No Body does its best to sound full, but it’s hard to avoid the fact that, yes, Beacon is just two people. While songs like opener “Fault Lines” are pointedly stark in a positive light, the title track seems to be screaming behind the submarine-sonar melody for more instrumentation behind it. What techniques made minimalism work so well for full outfits like London’s The xx, either aren’t present or not fully fleshed-out in this EP. Mullarney’s lush whispers, which range from erotically enticing to nearly sociopathic, surf on a meticulously-rendered but no less see-through digital soundscape.

The electronica portion of the record, however obviously inspired, is remarkable, even when it trembles under the load of supporting songs like “Minor Structures”. Rabid drumming and arpeggiated chords bordering on techno territory mask sweeping synthetic background flutters and hum, while Thomas Mullarney III’s trademark lush croon is at its seductive peak.

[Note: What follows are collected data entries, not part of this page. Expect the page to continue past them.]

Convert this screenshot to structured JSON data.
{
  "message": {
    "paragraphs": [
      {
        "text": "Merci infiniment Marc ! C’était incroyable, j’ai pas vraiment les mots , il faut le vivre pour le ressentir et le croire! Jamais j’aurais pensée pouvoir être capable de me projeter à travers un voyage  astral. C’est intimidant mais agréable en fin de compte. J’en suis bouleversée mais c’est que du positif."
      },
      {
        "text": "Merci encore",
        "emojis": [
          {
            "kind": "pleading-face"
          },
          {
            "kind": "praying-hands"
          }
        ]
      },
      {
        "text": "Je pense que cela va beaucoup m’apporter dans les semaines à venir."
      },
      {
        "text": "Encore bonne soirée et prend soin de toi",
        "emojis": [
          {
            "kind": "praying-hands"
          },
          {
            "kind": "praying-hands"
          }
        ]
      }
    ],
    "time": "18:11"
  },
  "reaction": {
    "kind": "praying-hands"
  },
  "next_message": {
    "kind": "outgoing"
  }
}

It’s the kind of song that makes whatever the singer is saying sound like a good idea—and with Beacon, that enters lemming territory.

“Better Love” may be the most frustrating song of the album by merit of its placement alone. Following the twitchy beats of “Minor Structures”, the track’s emphasis on a slow and pulverizing bass wobble instead of an up-front melodic progression feels unnaturally sluggish. As the song that pays most respect to Beacon’s past releases, it’s telling to say it’s the least interesting track of No Body. Meanwhile, closer “Only Us” wraps up the EP in strong form with the closest thing the duo has ever gotten to a crescendo, with a chiptune tone toying with Mullarney’s sober poetry.

Beacon’s No Body EP is a refreshing and quite unexpected shift of palette for the two Brooklyn musicians. While the limitations of performing as a duo are sometimes exacerbated by their decision to move in a more pop-oriented circle, their gloomy songwriting lends itself extremely well to their particular niche of electronica.